La touchante Nicim (Mon petit frère) parle des idées suicidaires de son jeune frère et du rôle de grande sœur qu’elle a dû assumer dans ces moments difficiles. « Comme toutes les grandes sœurs le font si bien / Écouter et donner conseil à leurs petits frères / Je lui ai tout simplement dit / Mon Petit frère vit ce que tu dois vivre et change », chante-t-elle en duo avec le rappeur innu Shauit. « Il a voulu le faire, une chance qu’ il m’a appelé cette nuit-là », raconte-t-elle à propos de son frère.
Chaque mot que Laura Niquay chante est bien ancré dans le réel et est porté par la langue atikamekw qui « est une langue au même titre que toutes les langues du monde ». Elle a d’ailleurs fait appel à deux technolinguistes de La Tuque pour s’assurer qu’elle utilisait les bons mots : « Et en même temps je voulais comprendre comment nos grands-pères et nos grands-mères parlaient dans le temps ».
Faire évoluer sa musique
Chez les Niquay, la musique a toujours été omniprésente : « On écoutait du CCR, du Pink Floyd, du Dire Strait. Il y avait toutes sortes de musique chez nous. J’ai beaucoup d’influences musicales. J’ai surtout grandi dans le blues avec mes oncles. J’ai envie d’explorer ce style tout en allant vers l’inconnu. Aller vers l’inconnu, c’est ma spécialité. »
Ses oncles Adélard Niquay et Arthur Petiquay ont tous deux fait carrière dans la musique dans les années 1970. Ses cousins Patrick et Louis-Philippe Boivin accompagnent plusieurs groupes et artistes autochtones.
Quand on demande à l’artiste de décrire le genre musical de Waska Matisiwin, sans hésiter elle le campe dans l’indie-folk. Guitares acoustiques, tambours traditionnels, mais aussi beaucoup de guitares électriques et une voix « sablée », comme elle le dit, frôlant le grunge par moment. C’est un son qui crée un pont entre la musique actuelle québécoise et la culture atikamekw. Loin d’être figé dans le folklore autochtone, il s’inscrit comme un des albums les plus importants et pertinents de la dernière année, tous genres confondus.

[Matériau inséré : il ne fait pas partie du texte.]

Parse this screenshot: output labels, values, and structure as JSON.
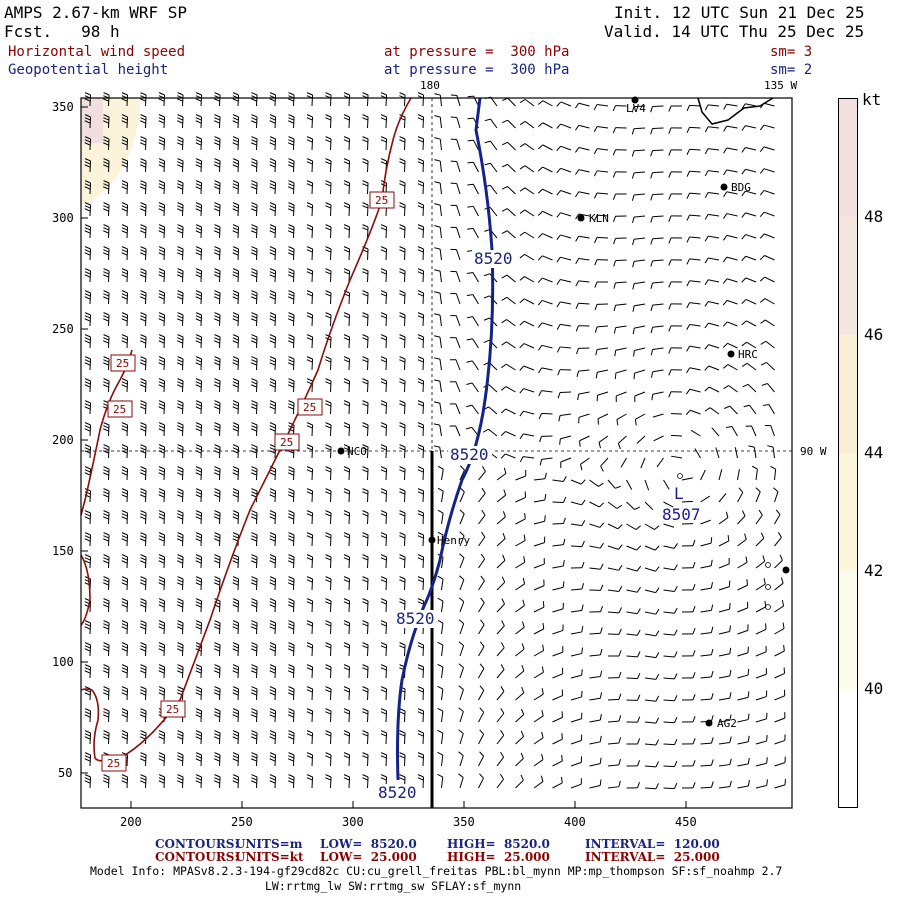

Pour cet effort musical remarquable, elle s’est entourée du réalisateur Simon Walls, « un génie de tous les instruments », dit-elle, qui a entre autres travaillé avec l’ex-Kashtin Claude Mckenzie, le chanteur sénégalais ILAM et le groupe de zydeco Le Winston Band. Simon Walls a beaucoup aidé Laura Niquay à faire évoluer sa proposition artistique et à lui donner un caractère unique et contemporain. « Il faut évoluer et la musique autochtone doit explorer des styles qui n’ont pas encore été faits. Pour cet album c’était indie-folk, le prochain sera tourné vers le blues. J’essaie de faire comprendre ça aux chanteurs innus, justement, qui sont souvent dans le même rythme et style musical. Il faut évoluer », dit Laura Niquay, qui pense déjà au prochain album.